Diversityfaktor Sprache
Diversität ist ein Erfolgsfaktor für Unternehmen. Unterschiedliche Perspektiven, kulturelle Hintergründe und Erfahrungen bereichern Teams und fördern Innovation.
Doch während viele Unternehmen gezielt auf Diversity setzen, wird ein entscheidender Faktor oft vernachlässigt: die Sprache.
Gerade in international aufgestellten Unternehmen wird häufig eine gemeinsame Unternehmenssprache – meist Englisch – eingeführt. Doch was bedeutet das für nicht-muttersprachliche Mitarbeiter:innen? Wie beeinflusst Sprache ihre Integration, Produktivität und den Unternehmenserfolg?
Vielfalt bedeutet nicht nur verschiedene Nationalitäten (und natürlich viele weitere Dimensionen, um die es in diesem Artikel aber nicht geht), sondern auch verschiedene Muttersprachen. Wer nicht in seiner Erstsprache kommuniziert, hat oft einen Nachteil, selbst dann, wenn er oder sie die Unternehmenssprache gut beherrscht. In Meetings, bei Präsentationen oder informellen Gesprächen fällt es oft schwerer, sich präzise auszudrücken, humorvolle oder kulturelle Anspielungen zu verstehen oder in komplexen Diskussionen mitzuhalten.

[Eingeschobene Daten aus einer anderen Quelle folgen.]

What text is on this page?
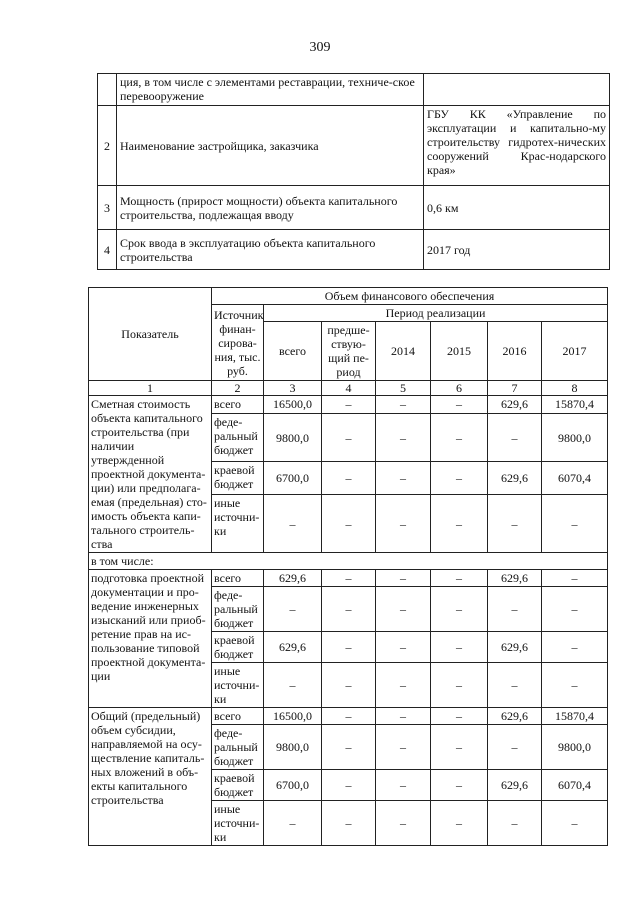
309
	ция, в том числе с элементами реставрации, техниче-ское перевооружение	
2	Наименование застройщика, заказчика	ГБУ КК «Управление по эксплуатации и капитально-му строительству гидротех-нических сооружений Крас-нодарского края»
3	Мощность (прирост мощности) объекта капитального строительства, подлежащая вводу	0,6 км
4	Срок ввода в эксплуатацию объекта капитального строительства	2017 год
Показатель	Объем финансового обеспечения						
	Источник финан-сирова-ния, тыс. руб.	Период реализации					
		всего	предше-ствую-щий пе-риод	2014	2015	2016	2017
1	2	3	4	5	6	7	8
Сметная стоимость объекта капитального строительства (при наличии утвержденной проектной документа-ции) или предполага-емая (предельная) сто-имость объекта капи-тального строитель-ства	всего	16500,0	–	–	–	629,6	15870,4
	феде-ральный бюджет	9800,0	–	–	–	–	9800,0
	краевой бюджет	6700,0	–	–	–	629,6	6070,4
	иные источни-ки	–	–	–	–	–	–
в том числе:							
подготовка проектной документации и про-ведение инженерных изысканий или приоб-ретение прав на ис-пользование типовой проектной документа-ции	всего	629,6	–	–	–	629,6	–
	феде-ральный бюджет	–	–	–	–	–	–
	краевой бюджет	629,6	–	–	–	629,6	–
	иные источни-ки	–	–	–	–	–	–
Общий (предельный) объем субсидии, направляемой на осу-ществление капиталь-ных вложений в объ-екты капитального строительства	всего	16500,0	–	–	–	629,6	15870,4
	феде-ральный бюджет	9800,0	–	–	–	–	9800,0
	краевой бюджет	6700,0	–	–	–	629,6	6070,4
	иные источни-ки	–	–	–	–	–	–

Das kann dazu führen, dass internationale Fachkräfte weniger aktiv an Meetings teilnehmen, ihre Ideen nicht einbringen oder sogar falsch verstanden werden. Wenn Kommunikation nur oberflächlich bleibt, leidet die Qualität der Zusammenarbeit und damit auch die Innovationskraft des Unternehmens.
Warum sprachliche Inklusion nicht zu vernachlässigen ist
- Gleichberechtigung in der Kommunikation
Wenn alle Mitarbeiter:innen auf Augenhöhe kommunizieren können, entstehen bessere Ideen und Diskussionen. Es braucht Strategien, um sicherzustellen, dass nicht-muttersprachliche Kolleg:innen sich genauso einbringen können wie alle anderen. - Höhere Mitarbeiterzufriedenheit und Bindung
Wer sich sprachlich ausgeschlossen fühlt, wird sich auch sozial weniger integriert fühlen. Eine inklusive Sprachpolitik stärkt das Zugehörigkeitsgefühl und sorgt dafür, dass internationale Talente langfristig im Unternehmen bleiben. - Effizientere Prozesse und bessere Ergebnisse
Sprachliche Missverständnisse kosten Zeit und führen zu Fehlern. Durch eine bewusste sprachliche Einbindung aller Mitarbeiter:innen werden Entscheidungen schneller getroffen und Missverständnisse vermieden.
Maßnahmen für eine bessere sprachliche Integration
- Mehrsprachige Kommunikation ermöglichen: Wichtige Informationen sollten in mehreren Sprachen bereitgestellt werden. Nach Möglichkeit in den Muttersprachen der Mitarbeiter:innen, mindestens aber auf Deutsch und Englisch. Hier muss man im Einzelfall entscheiden.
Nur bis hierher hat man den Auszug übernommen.